For a candidate known for caution, Hillary Clinton is doing something awfully bold right now: advocating for stronger gun laws, pushing to the forefront of the campaign agenda an issue that in recent years Democrats have been afraid to make too much noise about. And she's doing it by attacking the National Rifle Association, which I've been arguing for years is a paper tiger when it comes to elections-but a paper tiger everyone fears.
On Friday, Clinton got asked a question about the large gun buyback program Australia instituted after the 1996 Port Arthur massacre, in which 35 people were murdered. In the wake of that event, the country not only bought back hundreds of thousands of guns, it also passed a series of tough gun control measures; Australia hasn't seen a mass shooting since. Clinton spoke about the Australian experience in a way that indicated she knew the basics of what occurred there, even if she was a bit fuzzy on the details, and said that a national gun buyback "would be worth considering."
Naturally, the NRA responded with Hillary Clinton is coming to confiscate your guns!!!, just like they said that Barack Obama was coming to confiscate your guns, and Bill Clinton was coming to confiscate your guns (if you're a gun owner, you may have noticed that the jackbooted government thugs have not yet kicked down your door). And for the record, there isn't much evidence that the local gun buybacks that have occurred here in the U.S. have had much effect on levels of violence. But the remarkable thing is that Clinton feels comfortable talking about gun control and criticizing the NRA by name.
Does that mean that something has really changed in our political environment? Call me cynical, but I have trouble imagining that Clinton would make this kind of public appeal on guns without first having her team of pollsters test it thoroughly. We've known for a long time that specific gun measures are widely popular, particularly universal background checks, which get around 90 percent support in polls. But the assumption has always been that gun advocates are far more motivated than opponents of gun proliferation, and so they exercise an outsize influence and therefore need to be feared.
But don't forget that Hillary Clinton isn't running for a seat in a marginal congressional district where she might worry that the NRA could get lots of people to vote against her. She's running for president, in an election when turnout will be high and the constituencies less likely to support gun proliferation-young people, people who live in cities, minorities-will be coming out to vote in higher numbers than they would in an off-year election. And of course, she still has to win her party's nomination, and this is one of the few issues on which she can get to Bernie Sanders' left.
By going after the NRA, Clinton is following what President Obama did after the recent mass shooting in Oregon, when he said, "I would particularly ask America's gun owners-who are using those guns properly, safely, to hunt, for sport, for protecting their families-to think about whether your views are properly being represented by the organization that suggests it's speaking for you." This is essentially Clinton's line too: that America has plenty of responsible, reasonable gun owners, but they shouldn't consider the NRA their representative because the group is so radical.
If there's going to be any chance that gun legislation might actually pass through Congress, it will only happen if this wedge is driven between the NRA and American gun owners.

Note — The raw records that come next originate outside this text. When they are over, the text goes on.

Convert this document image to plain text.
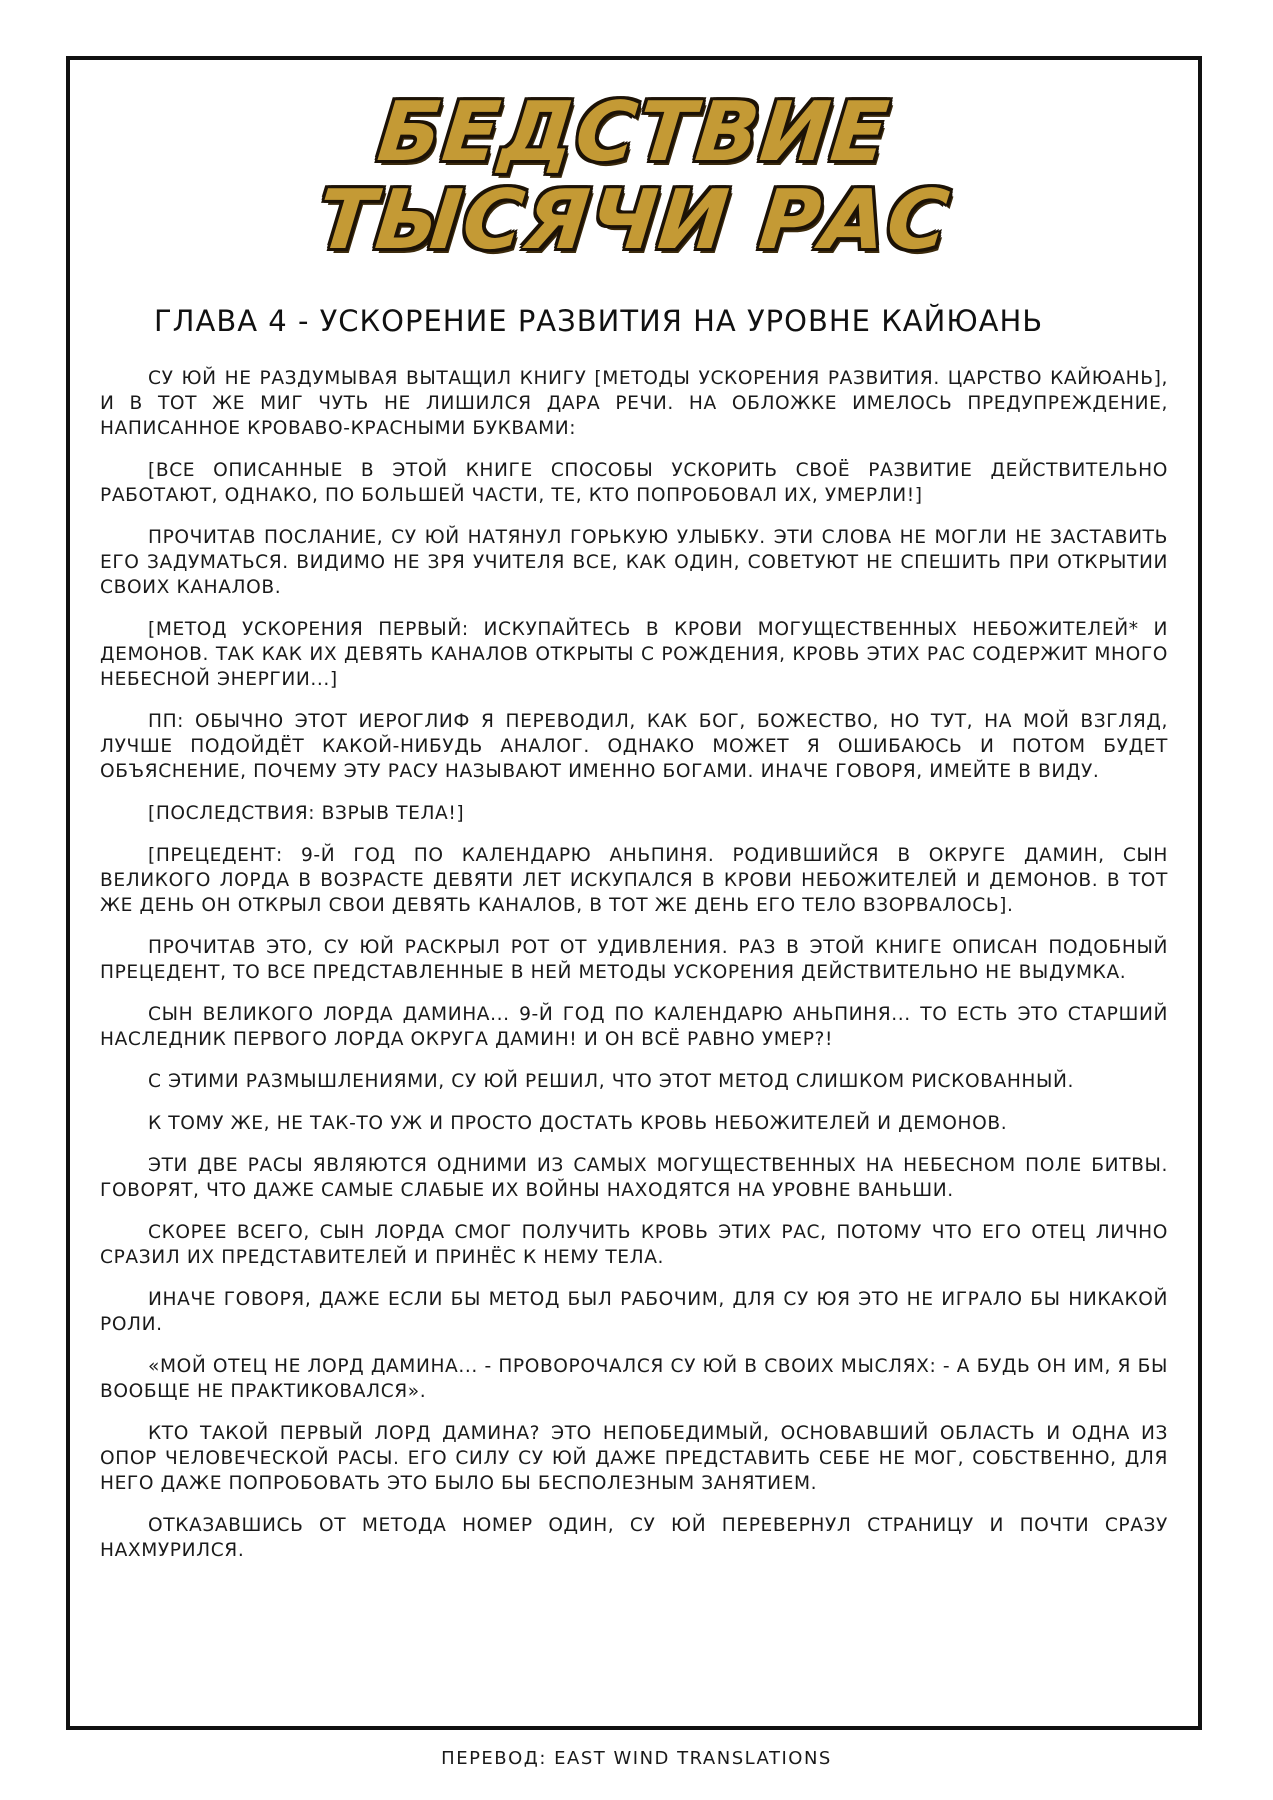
БЕДСТВИЕ
ТЫСЯЧИ РАС
ГЛАВА 4 - УСКОРЕНИЕ РАЗВИТИЯ НА УРОВНЕ КАЙЮАНЬ

СУ ЮЙ НЕ РАЗДУМЫВАЯ ВЫТАЩИЛ КНИГУ [МЕТОДЫ УСКОРЕНИЯ РАЗВИТИЯ. ЦАРСТВО КАЙЮАНЬ], И В ТОТ ЖЕ МИГ ЧУТЬ НЕ ЛИШИЛСЯ ДАРА РЕЧИ. НА ОБЛОЖКЕ ИМЕЛОСЬ ПРЕДУПРЕЖДЕНИЕ, НАПИСАННОЕ КРОВАВО-КРАСНЫМИ БУКВАМИ:

[ВСЕ ОПИСАННЫЕ В ЭТОЙ КНИГЕ СПОСОБЫ УСКОРИТЬ СВОЁ РАЗВИТИЕ ДЕЙСТВИТЕЛЬНО РАБОТАЮТ, ОДНАКО, ПО БОЛЬШЕЙ ЧАСТИ, ТЕ, КТО ПОПРОБОВАЛ ИХ, УМЕРЛИ!]

ПРОЧИТАВ ПОСЛАНИЕ, СУ ЮЙ НАТЯНУЛ ГОРЬКУЮ УЛЫБКУ. ЭТИ СЛОВА НЕ МОГЛИ НЕ ЗАСТАВИТЬ ЕГО ЗАДУМАТЬСЯ. ВИДИМО НЕ ЗРЯ УЧИТЕЛЯ ВСЕ, КАК ОДИН, СОВЕТУЮТ НЕ СПЕШИТЬ ПРИ ОТКРЫТИИ СВОИХ КАНАЛОВ.

[МЕТОД УСКОРЕНИЯ ПЕРВЫЙ: ИСКУПАЙТЕСЬ В КРОВИ МОГУЩЕСТВЕННЫХ НЕБОЖИТЕЛЕЙ* И ДЕМОНОВ. ТАК КАК ИХ ДЕВЯТЬ КАНАЛОВ ОТКРЫТЫ С РОЖДЕНИЯ, КРОВЬ ЭТИХ РАС СОДЕРЖИТ МНОГО НЕБЕСНОЙ ЭНЕРГИИ...]

ПП: ОБЫЧНО ЭТОТ ИЕРОГЛИФ Я ПЕРЕВОДИЛ, КАК БОГ, БОЖЕСТВО, НО ТУТ, НА МОЙ ВЗГЛЯД, ЛУЧШЕ ПОДОЙДЁТ КАКОЙ-НИБУДЬ АНАЛОГ. ОДНАКО МОЖЕТ Я ОШИБАЮСЬ И ПОТОМ БУДЕТ ОБЪЯСНЕНИЕ, ПОЧЕМУ ЭТУ РАСУ НАЗЫВАЮТ ИМЕННО БОГАМИ. ИНАЧЕ ГОВОРЯ, ИМЕЙТЕ В ВИДУ.

[ПОСЛЕДСТВИЯ: ВЗРЫВ ТЕЛА!]

[ПРЕЦЕДЕНТ: 9-Й ГОД ПО КАЛЕНДАРЮ АНЬПИНЯ. РОДИВШИЙСЯ В ОКРУГЕ ДАМИН, СЫН ВЕЛИКОГО ЛОРДА В ВОЗРАСТЕ ДЕВЯТИ ЛЕТ ИСКУПАЛСЯ В КРОВИ НЕБОЖИТЕЛЕЙ И ДЕМОНОВ. В ТОТ ЖЕ ДЕНЬ ОН ОТКРЫЛ СВОИ ДЕВЯТЬ КАНАЛОВ, В ТОТ ЖЕ ДЕНЬ ЕГО ТЕЛО ВЗОРВАЛОСЬ].

ПРОЧИТАВ ЭТО, СУ ЮЙ РАСКРЫЛ РОТ ОТ УДИВЛЕНИЯ. РАЗ В ЭТОЙ КНИГЕ ОПИСАН ПОДОБНЫЙ ПРЕЦЕДЕНТ, ТО ВСЕ ПРЕДСТАВЛЕННЫЕ В НЕЙ МЕТОДЫ УСКОРЕНИЯ ДЕЙСТВИТЕЛЬНО НЕ ВЫДУМКА.

СЫН ВЕЛИКОГО ЛОРДА ДАМИНА... 9-Й ГОД ПО КАЛЕНДАРЮ АНЬПИНЯ... ТО ЕСТЬ ЭТО СТАРШИЙ НАСЛЕДНИК ПЕРВОГО ЛОРДА ОКРУГА ДАМИН! И ОН ВСЁ РАВНО УМЕР?!

С ЭТИМИ РАЗМЫШЛЕНИЯМИ, СУ ЮЙ РЕШИЛ, ЧТО ЭТОТ МЕТОД СЛИШКОМ РИСКОВАННЫЙ.

К ТОМУ ЖЕ, НЕ ТАК-ТО УЖ И ПРОСТО ДОСТАТЬ КРОВЬ НЕБОЖИТЕЛЕЙ И ДЕМОНОВ.

ЭТИ ДВЕ РАСЫ ЯВЛЯЮТСЯ ОДНИМИ ИЗ САМЫХ МОГУЩЕСТВЕННЫХ НА НЕБЕСНОМ ПОЛЕ БИТВЫ. ГОВОРЯТ, ЧТО ДАЖЕ САМЫЕ СЛАБЫЕ ИХ ВОЙНЫ НАХОДЯТСЯ НА УРОВНЕ ВАНЬШИ.

СКОРЕЕ ВСЕГО, СЫН ЛОРДА СМОГ ПОЛУЧИТЬ КРОВЬ ЭТИХ РАС, ПОТОМУ ЧТО ЕГО ОТЕЦ ЛИЧНО СРАЗИЛ ИХ ПРЕДСТАВИТЕЛЕЙ И ПРИНЁС К НЕМУ ТЕЛА.

ИНАЧЕ ГОВОРЯ, ДАЖЕ ЕСЛИ БЫ МЕТОД БЫЛ РАБОЧИМ, ДЛЯ СУ ЮЯ ЭТО НЕ ИГРАЛО БЫ НИКАКОЙ РОЛИ.

«МОЙ ОТЕЦ НЕ ЛОРД ДАМИНА... - ПРОВОРОЧАЛСЯ СУ ЮЙ В СВОИХ МЫСЛЯХ: - А БУДЬ ОН ИМ, Я БЫ ВООБЩЕ НЕ ПРАКТИКОВАЛСЯ».

КТО ТАКОЙ ПЕРВЫЙ ЛОРД ДАМИНА? ЭТО НЕПОБЕДИМЫЙ, ОСНОВАВШИЙ ОБЛАСТЬ И ОДНА ИЗ ОПОР ЧЕЛОВЕЧЕСКОЙ РАСЫ. ЕГО СИЛУ СУ ЮЙ ДАЖЕ ПРЕДСТАВИТЬ СЕБЕ НЕ МОГ, СОБСТВЕННО, ДЛЯ НЕГО ДАЖЕ ПОПРОБОВАТЬ ЭТО БЫЛО БЫ БЕСПОЛЕЗНЫМ ЗАНЯТИЕМ.

ОТКАЗАВШИСЬ ОТ МЕТОДА НОМЕР ОДИН, СУ ЮЙ ПЕРЕВЕРНУЛ СТРАНИЦУ И ПОЧТИ СРАЗУ НАХМУРИЛСЯ.

ПЕРЕВОД: EAST WIND TRANSLATIONS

As of now, the NRA has successfully made opposition to any law to limit or even inconvenience gun ownership a core Republican value, as universal among the party's elected officials as opposition to tax increases or abortion rights. That opposition holds even on issues where nine out of ten American disagree with the party's view.
So could Clinton overcome that opposition? It's possible, but not very likely. The components of her plan on guns are perfectly worthwhile, but if she's going to see them passed, a lot about the Congress is going to have to change.
And now let's consider the sobering reality. If we do pass national gun legislation, it will start with those things everyone agrees on, like universal background checks. They're an excellent idea, but they won't change the fundamental reality that there are more than 300 million guns in America. With some well-crafted legislation we might start to bring down the death toll, which now stands at over 30,000 Americans killed by guns every year. But even if we can make some progress, there will still be hundreds of millions of guns in circulation, and tens of thousands of Americans will keep dying.
One way to think about gun legislation is to compare it with the Affordable Care Act. Before the ACA, we had what was undoubtedly the worst health care system in the industrialized world: we spent far more than any of our peer countries, yet we left tens of millions of our citizens with no health coverage at all, and those who had coverage could lose it at any time or find themselves in danger of death or destitution in the case of an injury or accident. The ACA did tremendous good, eliminating the fear that comes with not being able to get coverage, and bringing insurance to millions who didn't have it before.
But guess what: we still have the worst health care system in the industrialized world, albeit one whose extraordinary cruelty has been reduced and whose runaway costs have been slowed (though not reversed). The ACA was a reform, not a revolution, and it left the private, intricate system that produced all those pathologies largely intact.
So it would be with the kind of modest gun control we might actually hope for. Would it be better if a background check accompanied every gun sale, or permitting requirements were made more stringent? Absolutely. Lives would be saved. But the fundamental fact that America is drowning in guns would be unchanged. Even if we could reduce the carnage, we'd still have more gun deaths than any other industrialized country.
Hillary Clinton deserves credit for taking on this issue, even if the prospects for real change are limited at best. That change, if it comes, will take years or even decades. But you have to start somewhere.